El ataque comienza cuando salta una alarma en nuestro cerebro, por algún estímulo interno o externo, consciente o inconsciente, y se empiezan a generar cambios físicos. El cuerpo se prepara para huir o pelear. Estos cambios provocan un aumento de la adrenalina, de la frecuencia cardíaca, de la temperatura corporal… y puede surgir también una sensación de hormigueo.
Todo esto va sucediendo de manera automática y uno no se da cuenta. Cuando la persona se percata de que algo le está pasando, centra toda su atención en esas sensaciones corporales y ese nerviosismo que aumenta, y es entonces cuando empieza a interpretarlo. El problema es cómo interpreta de esas sensaciones, los pensamientos catastróficos que alimenta. Con ese tipo de pensamientos, es prácticamente inevitable que se desate el ataque de pánico.
El miedo lleva al miedo, se aumenta el malestar físico y psíquico y, así, se refuerza el círculo vicioso que conduce al afectado a nuevos ataques. Una vez que lo ha sufrido, es más fácil que le vuelva a suceder.
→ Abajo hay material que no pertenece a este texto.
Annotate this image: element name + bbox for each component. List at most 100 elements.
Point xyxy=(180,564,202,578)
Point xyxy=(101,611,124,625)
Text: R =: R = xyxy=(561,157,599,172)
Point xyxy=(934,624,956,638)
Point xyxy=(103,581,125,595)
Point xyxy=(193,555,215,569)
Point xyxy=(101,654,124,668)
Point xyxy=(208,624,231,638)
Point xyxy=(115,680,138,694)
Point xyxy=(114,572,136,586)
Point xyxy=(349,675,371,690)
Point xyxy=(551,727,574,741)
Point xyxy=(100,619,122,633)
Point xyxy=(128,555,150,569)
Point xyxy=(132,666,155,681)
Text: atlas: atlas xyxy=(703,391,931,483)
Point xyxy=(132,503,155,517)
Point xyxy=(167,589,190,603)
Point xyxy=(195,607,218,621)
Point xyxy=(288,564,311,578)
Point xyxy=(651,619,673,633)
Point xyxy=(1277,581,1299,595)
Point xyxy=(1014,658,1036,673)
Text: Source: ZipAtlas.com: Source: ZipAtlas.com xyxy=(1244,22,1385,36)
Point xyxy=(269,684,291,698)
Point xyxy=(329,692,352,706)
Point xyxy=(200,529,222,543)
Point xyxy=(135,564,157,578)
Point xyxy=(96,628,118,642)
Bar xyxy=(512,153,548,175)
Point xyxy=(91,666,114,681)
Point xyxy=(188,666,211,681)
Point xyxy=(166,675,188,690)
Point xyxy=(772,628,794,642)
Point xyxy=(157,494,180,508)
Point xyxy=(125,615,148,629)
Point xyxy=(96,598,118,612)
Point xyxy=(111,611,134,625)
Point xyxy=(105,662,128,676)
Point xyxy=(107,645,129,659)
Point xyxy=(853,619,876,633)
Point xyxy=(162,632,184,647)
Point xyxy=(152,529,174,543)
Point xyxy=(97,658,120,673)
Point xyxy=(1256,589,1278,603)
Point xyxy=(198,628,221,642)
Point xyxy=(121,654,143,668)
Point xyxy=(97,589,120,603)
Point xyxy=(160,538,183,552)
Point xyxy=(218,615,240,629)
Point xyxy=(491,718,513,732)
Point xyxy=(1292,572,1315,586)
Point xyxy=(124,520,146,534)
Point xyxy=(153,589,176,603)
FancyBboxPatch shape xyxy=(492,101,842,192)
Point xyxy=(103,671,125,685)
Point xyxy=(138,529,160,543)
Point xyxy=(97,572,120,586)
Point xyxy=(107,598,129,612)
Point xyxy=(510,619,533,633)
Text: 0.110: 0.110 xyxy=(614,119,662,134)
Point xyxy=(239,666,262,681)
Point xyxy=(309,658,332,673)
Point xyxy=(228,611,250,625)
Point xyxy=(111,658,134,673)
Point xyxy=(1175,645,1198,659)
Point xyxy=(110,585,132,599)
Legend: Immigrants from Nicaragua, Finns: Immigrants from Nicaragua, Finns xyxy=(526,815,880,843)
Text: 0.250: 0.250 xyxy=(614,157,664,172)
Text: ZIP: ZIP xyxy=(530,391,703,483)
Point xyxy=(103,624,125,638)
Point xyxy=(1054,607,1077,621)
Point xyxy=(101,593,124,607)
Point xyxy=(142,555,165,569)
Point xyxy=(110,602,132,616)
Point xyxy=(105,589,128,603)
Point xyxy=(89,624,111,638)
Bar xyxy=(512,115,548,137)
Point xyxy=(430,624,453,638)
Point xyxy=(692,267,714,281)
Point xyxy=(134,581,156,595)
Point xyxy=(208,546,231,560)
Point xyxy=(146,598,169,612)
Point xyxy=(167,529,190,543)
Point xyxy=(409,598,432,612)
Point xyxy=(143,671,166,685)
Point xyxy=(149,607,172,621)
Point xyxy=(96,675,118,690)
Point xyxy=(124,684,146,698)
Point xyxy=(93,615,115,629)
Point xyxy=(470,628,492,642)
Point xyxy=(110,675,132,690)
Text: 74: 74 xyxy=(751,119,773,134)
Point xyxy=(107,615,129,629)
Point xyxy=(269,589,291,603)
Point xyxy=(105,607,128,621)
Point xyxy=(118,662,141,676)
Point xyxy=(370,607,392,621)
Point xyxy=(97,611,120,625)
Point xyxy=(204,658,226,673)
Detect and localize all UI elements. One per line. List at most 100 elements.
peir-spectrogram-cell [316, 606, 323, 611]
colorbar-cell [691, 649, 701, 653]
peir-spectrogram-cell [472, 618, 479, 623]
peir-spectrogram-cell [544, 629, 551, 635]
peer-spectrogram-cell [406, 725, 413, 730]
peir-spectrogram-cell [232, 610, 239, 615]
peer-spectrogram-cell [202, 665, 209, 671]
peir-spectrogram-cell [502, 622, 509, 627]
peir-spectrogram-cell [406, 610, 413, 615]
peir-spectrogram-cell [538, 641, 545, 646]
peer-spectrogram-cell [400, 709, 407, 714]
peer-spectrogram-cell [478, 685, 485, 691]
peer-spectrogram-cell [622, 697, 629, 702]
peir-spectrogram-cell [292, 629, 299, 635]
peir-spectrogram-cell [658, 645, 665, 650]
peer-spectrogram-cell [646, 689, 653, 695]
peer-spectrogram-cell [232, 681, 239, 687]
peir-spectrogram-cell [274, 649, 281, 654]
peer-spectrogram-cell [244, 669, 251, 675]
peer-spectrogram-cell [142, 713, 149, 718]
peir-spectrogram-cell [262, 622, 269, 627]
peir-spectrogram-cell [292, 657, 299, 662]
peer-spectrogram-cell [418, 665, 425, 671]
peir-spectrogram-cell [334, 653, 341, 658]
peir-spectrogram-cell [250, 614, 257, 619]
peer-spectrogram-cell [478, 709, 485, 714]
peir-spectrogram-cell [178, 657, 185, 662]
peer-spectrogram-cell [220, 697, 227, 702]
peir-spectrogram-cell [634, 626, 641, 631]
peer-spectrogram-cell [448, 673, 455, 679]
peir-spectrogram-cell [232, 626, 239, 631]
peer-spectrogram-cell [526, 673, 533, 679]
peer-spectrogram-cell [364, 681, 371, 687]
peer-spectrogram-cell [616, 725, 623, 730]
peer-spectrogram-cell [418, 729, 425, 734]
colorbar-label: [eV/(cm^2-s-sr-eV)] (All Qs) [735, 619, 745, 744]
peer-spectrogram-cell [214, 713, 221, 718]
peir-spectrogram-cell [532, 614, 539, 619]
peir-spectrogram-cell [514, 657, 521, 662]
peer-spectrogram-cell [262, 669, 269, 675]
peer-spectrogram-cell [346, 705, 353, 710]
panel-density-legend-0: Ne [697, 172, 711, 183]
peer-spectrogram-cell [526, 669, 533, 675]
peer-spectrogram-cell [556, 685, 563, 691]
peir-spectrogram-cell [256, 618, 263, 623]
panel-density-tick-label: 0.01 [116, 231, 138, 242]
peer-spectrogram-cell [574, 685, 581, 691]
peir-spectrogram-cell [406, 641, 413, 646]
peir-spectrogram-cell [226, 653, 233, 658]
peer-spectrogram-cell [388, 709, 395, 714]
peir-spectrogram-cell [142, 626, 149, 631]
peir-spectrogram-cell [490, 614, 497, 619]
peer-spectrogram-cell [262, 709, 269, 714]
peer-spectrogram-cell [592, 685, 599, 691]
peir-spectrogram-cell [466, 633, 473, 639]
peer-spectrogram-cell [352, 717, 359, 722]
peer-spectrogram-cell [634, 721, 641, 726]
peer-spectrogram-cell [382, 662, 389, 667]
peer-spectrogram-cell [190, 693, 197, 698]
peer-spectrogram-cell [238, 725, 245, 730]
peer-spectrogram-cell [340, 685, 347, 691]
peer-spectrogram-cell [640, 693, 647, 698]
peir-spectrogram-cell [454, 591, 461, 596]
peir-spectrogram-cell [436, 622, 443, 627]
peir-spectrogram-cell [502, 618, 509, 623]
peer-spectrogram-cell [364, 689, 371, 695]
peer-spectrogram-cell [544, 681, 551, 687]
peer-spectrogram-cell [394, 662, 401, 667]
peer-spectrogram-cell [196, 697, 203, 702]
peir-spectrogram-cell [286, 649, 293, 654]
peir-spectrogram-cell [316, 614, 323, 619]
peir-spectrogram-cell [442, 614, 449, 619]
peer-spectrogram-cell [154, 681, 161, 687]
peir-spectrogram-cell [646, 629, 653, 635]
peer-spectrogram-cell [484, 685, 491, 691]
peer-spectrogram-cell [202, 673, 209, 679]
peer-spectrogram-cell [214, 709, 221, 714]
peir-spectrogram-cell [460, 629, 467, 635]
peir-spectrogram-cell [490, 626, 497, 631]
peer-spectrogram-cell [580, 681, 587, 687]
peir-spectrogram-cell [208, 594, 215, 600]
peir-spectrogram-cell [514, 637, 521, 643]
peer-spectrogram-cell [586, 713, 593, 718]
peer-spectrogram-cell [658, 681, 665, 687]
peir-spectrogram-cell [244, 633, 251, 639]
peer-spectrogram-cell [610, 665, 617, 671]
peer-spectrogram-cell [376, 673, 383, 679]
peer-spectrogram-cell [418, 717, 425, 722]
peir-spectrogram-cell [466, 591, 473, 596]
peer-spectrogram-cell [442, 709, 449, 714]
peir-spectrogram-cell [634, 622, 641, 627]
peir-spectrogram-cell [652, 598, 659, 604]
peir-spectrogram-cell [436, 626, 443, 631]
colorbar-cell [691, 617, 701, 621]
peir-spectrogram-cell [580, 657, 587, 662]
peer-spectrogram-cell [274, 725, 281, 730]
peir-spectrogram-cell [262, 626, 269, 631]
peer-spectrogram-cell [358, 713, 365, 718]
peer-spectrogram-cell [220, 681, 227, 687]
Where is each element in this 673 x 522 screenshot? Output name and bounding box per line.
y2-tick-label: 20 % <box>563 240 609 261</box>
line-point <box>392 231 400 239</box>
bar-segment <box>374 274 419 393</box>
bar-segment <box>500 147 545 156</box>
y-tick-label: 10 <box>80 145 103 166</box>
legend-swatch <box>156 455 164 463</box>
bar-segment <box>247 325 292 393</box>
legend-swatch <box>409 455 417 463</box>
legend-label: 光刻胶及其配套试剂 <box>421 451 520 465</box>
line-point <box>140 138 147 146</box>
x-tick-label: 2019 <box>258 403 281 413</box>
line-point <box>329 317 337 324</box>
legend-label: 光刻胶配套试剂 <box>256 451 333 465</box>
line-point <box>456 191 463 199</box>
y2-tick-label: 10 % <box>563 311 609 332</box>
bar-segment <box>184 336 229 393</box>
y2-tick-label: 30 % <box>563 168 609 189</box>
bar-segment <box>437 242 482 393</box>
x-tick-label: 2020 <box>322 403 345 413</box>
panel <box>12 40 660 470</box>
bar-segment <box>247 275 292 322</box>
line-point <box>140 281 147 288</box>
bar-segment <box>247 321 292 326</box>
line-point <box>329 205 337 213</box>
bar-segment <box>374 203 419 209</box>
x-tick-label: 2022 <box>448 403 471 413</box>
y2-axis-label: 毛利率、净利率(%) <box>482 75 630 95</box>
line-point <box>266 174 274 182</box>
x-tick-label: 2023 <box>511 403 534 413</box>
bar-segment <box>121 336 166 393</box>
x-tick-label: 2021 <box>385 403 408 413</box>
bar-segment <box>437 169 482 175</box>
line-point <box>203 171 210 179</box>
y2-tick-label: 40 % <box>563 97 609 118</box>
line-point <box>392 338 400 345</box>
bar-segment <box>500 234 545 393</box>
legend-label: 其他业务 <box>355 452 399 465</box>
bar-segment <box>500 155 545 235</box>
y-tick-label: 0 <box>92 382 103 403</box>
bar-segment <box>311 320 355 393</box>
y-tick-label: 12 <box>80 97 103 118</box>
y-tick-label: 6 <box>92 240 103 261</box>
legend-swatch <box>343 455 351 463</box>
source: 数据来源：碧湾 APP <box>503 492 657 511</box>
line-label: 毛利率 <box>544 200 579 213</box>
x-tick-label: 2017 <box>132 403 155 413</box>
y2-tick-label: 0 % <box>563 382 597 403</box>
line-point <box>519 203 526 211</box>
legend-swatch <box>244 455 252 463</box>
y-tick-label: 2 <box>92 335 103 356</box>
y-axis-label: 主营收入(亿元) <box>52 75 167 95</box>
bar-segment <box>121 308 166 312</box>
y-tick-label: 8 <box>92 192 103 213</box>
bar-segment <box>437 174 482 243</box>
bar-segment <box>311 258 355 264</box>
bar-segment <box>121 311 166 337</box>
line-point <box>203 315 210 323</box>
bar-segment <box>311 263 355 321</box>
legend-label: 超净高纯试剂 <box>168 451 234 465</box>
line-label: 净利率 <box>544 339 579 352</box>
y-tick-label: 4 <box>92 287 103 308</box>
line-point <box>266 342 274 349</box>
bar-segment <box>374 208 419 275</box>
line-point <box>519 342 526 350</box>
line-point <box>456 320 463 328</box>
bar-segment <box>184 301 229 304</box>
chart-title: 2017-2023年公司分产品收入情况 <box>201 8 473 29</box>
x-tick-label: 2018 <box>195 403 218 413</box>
¿Cómo podemos hacer frente a estos ataques?

En el momento del ataque, lo más importante es intentar relajarse; sentarse, cerrar los ojos para reducir la fatiga visual y bajar la tensión, así como realizar inspiraciones y expiraciones profundas y lentas.
Asimismo, el afectado debe tener presente que, pese a lo mal que lo está pasando en el momento presente, esa sensación va a terminar pronto. Ha de procurar no luchar contra el pánico, sino observarlo y dejar que pase.

¿Y qué se puede hacer para superar la ansiedad?

Es importante solicitar ayuda profesional para que podamos entender qué nos está sucediendo, sobre todo en los casos de mayor gravedad, en los que existe una incapacitación importante. Las intervenciones terapéuticas de orientación cognitivo-conductual están dirigidas a cambiar el modo de procesamiento de la información; es decir, a modificar la forma en que uno entiende la realidad y el modo en que se enfrenta a la misma. En algunos casos, el tratamiento se puede acompañar con medicación.
Aún así, lo más importante es rescatar las herramientas y recursos propios para poder afrontar ese miedo. El afectado necesita aprender a tomarse las cosas con más calma y a decirse mensajes tranquilizadores.


¿Cómo podemos ayudar a una persona que está sufriendo un episodio de ansiedad?

Ayudarle a enfocar la realidad desde un punto de vista más objetivo.